APPS covered call positions are structurally neutral to slightly bullish; the modeled P&L assumes European-style exercise at expiration and ignores early assignment, transaction costs, dividends paid before expiry on the stock leg (when present), and the bid-ask spread on the listed chain. APPS positions also carry Technology sector concentration risk; news flow inside the sector (peer earnings, regulatory shifts, supply-chain headlines) can move APPS alongside the broader basket even when APPS-specific fundamentals are unchanged. Short-premium structures like a covered call on APPS carry tail risk when realized volatility exceeds the implied move; review historical APPS earnings reactions and macro stress periods before sizing. Always rebuild the position from current APPS chain quotes before placing a trade.

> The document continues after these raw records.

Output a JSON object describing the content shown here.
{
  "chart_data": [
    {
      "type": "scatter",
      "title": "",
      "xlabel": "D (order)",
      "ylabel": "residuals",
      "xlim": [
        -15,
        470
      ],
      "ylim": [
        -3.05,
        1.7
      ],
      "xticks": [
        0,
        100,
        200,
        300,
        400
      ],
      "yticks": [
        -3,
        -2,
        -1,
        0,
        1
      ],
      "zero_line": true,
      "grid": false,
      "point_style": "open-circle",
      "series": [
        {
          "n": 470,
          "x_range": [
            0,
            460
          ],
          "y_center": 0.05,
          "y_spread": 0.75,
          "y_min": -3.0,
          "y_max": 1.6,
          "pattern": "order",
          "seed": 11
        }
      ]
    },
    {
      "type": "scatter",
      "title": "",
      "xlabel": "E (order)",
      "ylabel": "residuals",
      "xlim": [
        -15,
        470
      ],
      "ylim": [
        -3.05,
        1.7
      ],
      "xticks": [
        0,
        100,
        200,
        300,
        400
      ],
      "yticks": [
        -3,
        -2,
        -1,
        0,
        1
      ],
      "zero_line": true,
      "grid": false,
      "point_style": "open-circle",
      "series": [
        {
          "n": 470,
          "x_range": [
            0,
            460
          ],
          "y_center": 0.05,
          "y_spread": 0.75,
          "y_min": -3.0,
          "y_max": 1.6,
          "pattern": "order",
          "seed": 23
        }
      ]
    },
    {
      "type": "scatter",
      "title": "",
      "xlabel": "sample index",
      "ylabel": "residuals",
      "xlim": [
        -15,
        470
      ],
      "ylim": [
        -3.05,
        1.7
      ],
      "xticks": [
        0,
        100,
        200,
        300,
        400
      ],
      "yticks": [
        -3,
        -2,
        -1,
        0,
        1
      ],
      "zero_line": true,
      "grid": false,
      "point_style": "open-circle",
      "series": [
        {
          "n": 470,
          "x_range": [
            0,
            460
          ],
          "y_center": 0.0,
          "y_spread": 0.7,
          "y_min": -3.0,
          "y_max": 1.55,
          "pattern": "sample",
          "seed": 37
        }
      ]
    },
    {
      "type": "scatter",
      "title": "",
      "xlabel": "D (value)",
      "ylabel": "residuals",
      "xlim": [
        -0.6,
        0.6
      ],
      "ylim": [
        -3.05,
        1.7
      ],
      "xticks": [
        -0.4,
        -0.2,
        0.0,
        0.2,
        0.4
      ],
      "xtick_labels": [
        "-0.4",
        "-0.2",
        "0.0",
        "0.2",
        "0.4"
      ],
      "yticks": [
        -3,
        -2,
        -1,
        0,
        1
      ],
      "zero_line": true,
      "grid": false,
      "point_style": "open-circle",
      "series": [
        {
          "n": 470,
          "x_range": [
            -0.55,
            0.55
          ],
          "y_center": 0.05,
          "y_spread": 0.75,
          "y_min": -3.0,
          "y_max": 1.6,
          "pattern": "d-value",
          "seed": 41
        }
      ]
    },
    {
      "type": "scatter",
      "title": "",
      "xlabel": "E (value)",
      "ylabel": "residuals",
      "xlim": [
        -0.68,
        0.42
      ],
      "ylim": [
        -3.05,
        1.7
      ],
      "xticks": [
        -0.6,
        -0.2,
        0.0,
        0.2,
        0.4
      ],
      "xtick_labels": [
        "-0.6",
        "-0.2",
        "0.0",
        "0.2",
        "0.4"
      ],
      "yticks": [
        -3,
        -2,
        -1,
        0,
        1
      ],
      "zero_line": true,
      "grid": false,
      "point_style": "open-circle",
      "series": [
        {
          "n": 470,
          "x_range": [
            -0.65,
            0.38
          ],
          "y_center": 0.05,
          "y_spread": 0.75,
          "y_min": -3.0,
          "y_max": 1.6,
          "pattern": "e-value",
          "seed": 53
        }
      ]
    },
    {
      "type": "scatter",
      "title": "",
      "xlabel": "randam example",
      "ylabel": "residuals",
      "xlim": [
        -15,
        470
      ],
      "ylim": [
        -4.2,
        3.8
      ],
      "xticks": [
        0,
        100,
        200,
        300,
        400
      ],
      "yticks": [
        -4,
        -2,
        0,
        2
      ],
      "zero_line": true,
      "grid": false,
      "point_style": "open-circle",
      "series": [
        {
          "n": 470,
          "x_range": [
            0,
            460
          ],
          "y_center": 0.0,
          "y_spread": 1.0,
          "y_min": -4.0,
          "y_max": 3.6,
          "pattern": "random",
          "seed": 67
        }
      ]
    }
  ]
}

Frequently asked questions

What is a covered call on APPS?
A covered call on APPS is the covered call strategy applied to APPS (stock). The strategy is structurally neutral to slightly bullish: A covered call pairs long stock with a short out-of-the-money call, collecting premium and capping upside above the short strike in exchange for income. With APPS stock trading near $4.28, the strikes shown on this page are snapped to the nearest listed APPS chain strike and the premiums come straight from the end-of-day bid/ask midpoint.
How are APPS covered call max profit and max loss calculated?
Max profit equals short-strike minus cost basis plus premium times 100; max loss is cost basis minus premium (at zero). Breakeven is cost basis minus premium. For the APPS covered call priced from the end-of-day chain at a 30-day expiry (ATM IV 112.10%), the computed maximum profit is unbounded per contract and the computed maximum loss is unbounded per contract. Live intraday quotes will differ as the chain moves through the trading session.
What is the breakeven for a APPS covered call?
The breakeven for the APPS covered call priced on this page is no defined breakeven on the modeled curve at expiration, derived from end-of-day chain premiums. Breakeven is the underlying price at which the strategy's P&L crosses zero ignoring transaction costs and assignment risk. The current APPS market-implied 1-standard-deviation expected move is approximately 32.14%; if the move sits well outside the breakeven distance, the structure's risk-reward becomes correspondingly tighter.
When should you consider a covered call on APPS?
Covered calls on APPS are an income strategy run on existing APPS stock positions; traders typically sell calls at 25-35 delta with 30-45 days to expiration to balance premium against upside cap.
How does current APPS implied volatility affect this covered call?
APPS ATM IV is at 112.10% with IV rank near 39.74%, which is mid-range against its 1-year history. Strategy selection depends more on directional thesis and expected move than on a strong IV signal.